Los parques públicos son como el patio de la cárcel, tienen
unas reglas sagradas no escritas pero consensuadas que para poder sobrevivir
tienes que conocer, asumir y acatar. Mi experiencia de más de tres años como
madre me ha llevado a explorar el terreno y poder definir una serie de pautas que
a muchos les pueden interesar. Lo primero que hay que saber es que no todos los
parques son iguales, es decir, no es lo mismo pasar la tarde en uno de General
Urrutia que en el del centro de la Glorieta. En los parque pijos tienes que ir
arreglada y vestir a tus hijos con bombachos, capota y abrigo. Allí las madres
hablan sentadas sujetando sus bolsos de marca mientras las chicas de servicio esperan
con el pan debajo del tobogán a pequeños que se llaman Álvaro, Claudia o
Beltrán. En los otros que yo suelo frecuentar por la zona de Manuel Candela la
cosa está más mezclada y madres en vaqueros charlan sentadas aquí y allá, con
un ojo puesto en la conversación y el otro en sus pequeños que juegan dentro de
su campo de visión. Obviando las distancias provocadas por la variable social y
la ubicación, todos los parques tienen en común el modo de funcionamiento, un
código silencioso que se cumple en pos de la estabilidad. Una de las primeras
reglas sería la de la equidad en el nivel de los juguetes a llevar. Llegar con un
cochecito o una muñeca está bien, pero ir con la moto a baterías, los patines o
la consola, no mola. Provoca fricciones, discusiones y el niño portador del
juguete mejor, quedará inevitablemente aislado después de protagonizar
numerosas peleas con otros que terminarán llorando y suplicando a su madre con
desespero que les compre el objeto de deseo. La segunda regla tendría que ver el
uso equilibrado del columpio. Lo pactado, lo educado, es hacer que los pequeños
se vayan turnando por orden de llegada mientras van jugando. Una madre
voluntaria, normalmente muy pesada, ejercerá de encargada y distribuirá los
tiempos a disfrutar y los periodos a descansar. Aquellos que lleguen y se
apoderen del balancín saltándose al resto, están dando por supuesto que pasan
de cortesías generándose automáticamente numerosas antipatías. La tercera regla
fundamental trata de la parte más irracional: los conflictos directos entre los
niños. Aquí es donde las mujeres perdemos la cabeza pues nunca vamos a
entender, por mucho que el otro tenga razón, que a nuestro ángel de cuatro años
otro desalmado de la misma edad lo humille o le haga daño. Yo he presenciado
verdaderas batallas campales, señoras fuera de sus cabales por una tontería,
algo que empezó como una nadería. Una de ellas ocurrió el año pasado en abril. Estaba
yo sentada en un banco del Gulliver mientras mi hijo jugaba con piedras cuando de
repente escucho un grito. Al levantar la vista veo a un niño de unos cinco años
llorando en el suelo al final de un tobogán. “¡Me ha tirado!” –le escucho
repetir entre sollozos mientras señala con el dedo a otro que lo mira cabreado.

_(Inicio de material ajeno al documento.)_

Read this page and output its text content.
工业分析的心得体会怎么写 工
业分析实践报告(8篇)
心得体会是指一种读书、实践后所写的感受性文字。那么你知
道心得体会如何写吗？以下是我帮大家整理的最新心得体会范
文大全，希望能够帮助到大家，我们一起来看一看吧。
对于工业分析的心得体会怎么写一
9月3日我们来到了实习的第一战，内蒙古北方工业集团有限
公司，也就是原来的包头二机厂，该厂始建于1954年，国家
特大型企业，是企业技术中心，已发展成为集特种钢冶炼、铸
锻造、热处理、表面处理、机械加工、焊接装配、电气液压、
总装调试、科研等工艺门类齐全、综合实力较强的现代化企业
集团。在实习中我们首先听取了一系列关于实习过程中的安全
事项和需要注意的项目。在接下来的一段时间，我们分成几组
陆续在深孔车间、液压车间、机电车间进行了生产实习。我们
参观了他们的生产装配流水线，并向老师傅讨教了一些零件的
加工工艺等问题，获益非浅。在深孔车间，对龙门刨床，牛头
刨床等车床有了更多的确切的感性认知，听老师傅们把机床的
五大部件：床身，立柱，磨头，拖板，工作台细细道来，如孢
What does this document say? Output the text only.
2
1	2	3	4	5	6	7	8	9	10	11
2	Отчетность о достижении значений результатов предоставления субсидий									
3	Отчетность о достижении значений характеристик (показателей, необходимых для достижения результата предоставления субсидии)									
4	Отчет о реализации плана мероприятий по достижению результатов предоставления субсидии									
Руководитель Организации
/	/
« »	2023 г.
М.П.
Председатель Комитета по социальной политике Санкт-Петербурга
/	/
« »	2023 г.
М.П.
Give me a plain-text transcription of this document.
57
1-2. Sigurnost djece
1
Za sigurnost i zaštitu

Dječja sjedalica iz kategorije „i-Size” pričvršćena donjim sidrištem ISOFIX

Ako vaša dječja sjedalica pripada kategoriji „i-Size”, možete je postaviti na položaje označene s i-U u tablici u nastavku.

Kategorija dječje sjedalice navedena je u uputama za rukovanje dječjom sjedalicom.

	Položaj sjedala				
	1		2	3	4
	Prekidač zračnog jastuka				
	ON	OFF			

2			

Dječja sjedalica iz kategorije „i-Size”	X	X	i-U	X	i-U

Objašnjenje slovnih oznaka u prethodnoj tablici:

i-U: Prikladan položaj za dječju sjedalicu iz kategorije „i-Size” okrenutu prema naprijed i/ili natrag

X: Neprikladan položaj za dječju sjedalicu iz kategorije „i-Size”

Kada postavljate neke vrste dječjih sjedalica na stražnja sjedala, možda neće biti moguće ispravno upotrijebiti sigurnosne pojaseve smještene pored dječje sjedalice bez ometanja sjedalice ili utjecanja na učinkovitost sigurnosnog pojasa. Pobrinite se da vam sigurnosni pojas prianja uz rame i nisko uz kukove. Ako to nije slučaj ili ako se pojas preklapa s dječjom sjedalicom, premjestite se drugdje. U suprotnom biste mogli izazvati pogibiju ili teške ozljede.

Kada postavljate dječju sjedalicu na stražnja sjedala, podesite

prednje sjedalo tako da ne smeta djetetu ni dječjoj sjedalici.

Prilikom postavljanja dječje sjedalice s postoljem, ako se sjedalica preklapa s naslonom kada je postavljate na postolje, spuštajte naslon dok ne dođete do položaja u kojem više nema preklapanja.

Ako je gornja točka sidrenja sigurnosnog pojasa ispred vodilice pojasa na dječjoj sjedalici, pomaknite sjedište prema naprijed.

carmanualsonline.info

De la nada emerge una chica como una exhalación, coge al que se supone herido y
con un grito aguerrido le increpa al otro sacando pecho: “¡¡Has visto lo que
has hecho!!”. En cuestión de segundos hace su aparición otra madre que abraza
al presunto autor y le contesta con una mirada que arde: “¡A Nacho tú no le
gritas!”. La otra sujeta a su pequeño que no deja de llorar: “¡Tu hijo es un
demente, una especie de delincuente, lo ha empujado, lo podía haber matado!”.
Entonces la segunda da dos pasos y se pone frente a su enemiga ofendida: “¡Te
estás pasando, solo estaban jugando!”. Ante mi asombro la otra deja al niño al
lado y la empuja en el hombro: “¡Lo tengo fichado, tu hijo es un maleducado!”.
Tras otro empujón, varios gritos y lo que me pareció un tirón de pelo, entre
unos y otras las consiguieron calmar y yo casi me muero de miedo. Desde ese día
tengo muy claro que en cuestiones infantiles y cuando hay conflicto por medio,
buscar el entendimiento es el único remedio. Tengan cuidado en los parques,
esos espacios de entrada inofensivos que esconden la esencia del ser femenino
primario y brutal. Y en caso necesario, no estaría de más entrenarse en un buen
gancho de derechas por si el asunto se pone serio. Apego maternal e instinto
animal se unen entonces en mezcla explosiva. Sea un poco irreflexiva.